Well, if you are going to talk about bad C++ that redefine operator+()
for basic types,
You can't redefine operator+ for primitive types, even in C++, thank
WG21. You can overload operator+ for the case when at least one
argument is not primitive, but that's not the same thing.

In well-written C++ code, the reader doesn't have to know exactly what's
happening at the next lower level of abstraction; for example,
some_library::s mart_pointer's destructor may clean up a resource, or
flush a buffer; operator-may return a temporary proxy object whose
constructor and destructor obtain and release a lock. These techniques
can be great for high-level programming, but they're wide open to the
kind of savage abuse that "seems like a good idea at the time." Almost
any use of them would be dangerous in code that is innately
hardware-specific. The "next lower level of abstraction" specifically
should not be hidden from (e.g.) a device driver that needs to
communicate with the registers on a device controller.

The introduction to The C Programming Language claims that "a programmer
can reasonably expect to know and understand and indeed regularly use
the entire language." The same is not true of C++. Note that C++ is my
"desert island" language, and I love it dearly, so I don't claim that C
has its advantages without reason.

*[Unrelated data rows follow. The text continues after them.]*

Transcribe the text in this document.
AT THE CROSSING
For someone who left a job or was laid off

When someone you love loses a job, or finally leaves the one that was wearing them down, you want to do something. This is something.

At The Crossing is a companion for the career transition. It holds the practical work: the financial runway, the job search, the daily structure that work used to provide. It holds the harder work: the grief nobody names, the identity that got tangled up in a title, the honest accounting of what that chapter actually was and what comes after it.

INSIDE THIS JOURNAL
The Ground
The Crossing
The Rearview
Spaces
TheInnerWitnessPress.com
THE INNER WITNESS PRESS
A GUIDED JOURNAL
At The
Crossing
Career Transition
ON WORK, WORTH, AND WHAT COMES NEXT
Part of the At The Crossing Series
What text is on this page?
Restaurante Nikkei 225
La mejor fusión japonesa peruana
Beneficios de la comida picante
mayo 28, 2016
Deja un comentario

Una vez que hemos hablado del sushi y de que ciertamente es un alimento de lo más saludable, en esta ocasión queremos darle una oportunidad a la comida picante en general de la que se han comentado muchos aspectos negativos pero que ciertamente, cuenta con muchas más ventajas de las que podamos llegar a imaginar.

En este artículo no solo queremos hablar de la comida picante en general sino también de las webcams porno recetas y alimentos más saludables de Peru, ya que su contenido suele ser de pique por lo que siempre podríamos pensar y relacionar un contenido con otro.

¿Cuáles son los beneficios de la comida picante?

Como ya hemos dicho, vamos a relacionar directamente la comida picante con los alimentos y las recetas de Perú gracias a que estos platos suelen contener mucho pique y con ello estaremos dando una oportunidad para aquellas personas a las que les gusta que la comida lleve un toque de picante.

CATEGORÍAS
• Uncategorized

I also wonder why the C committee
bothers with quasi-automated features like VLAs, since C's long-term
niche is clearly with developers who need just enough abstraction to let
the same code run on target platforms with different assembly languages.
then one should also consider preprocessor abuse in
pure C.
The same preprocessor is available in C++, and seems to be abused with
roughly equal frequency in both languages. Note that what constitutes
"abuse" in C++ is often valid in C; for example, macro definitions don't
respect C++ namespaces, but in C, that's not a problem.
Oct 28 '08 #28
Gerhard Fiedler wrote:
XML is primarily meant for the (easily
portable) exchange of data between programs
And XML is one of the least efficient ways of doing that, spacewise.
This is especially true with large amounts of data which have to be
transferred eg. over a network. XML is hyperverbose, often for no good
reason.
Oct 28 '08 #29
On 2008-10-28 15:48:35, Juha Nieminen wrote:
Gerhard Fiedler wrote:
>XML is primarily meant for the (easily
portable) exchange of data between programs

And XML is one of the least efficient ways of doing that, spacewise.
This is especially true with large amounts of data which have to be
transferred eg. over a network. XML is hyperverbose, often for no good
reason.
Yes, but that's a different thing, and I think that this is what computers
are for :) XML is usually quite easily compressable, so for network
transfer this shouldn't be a problem.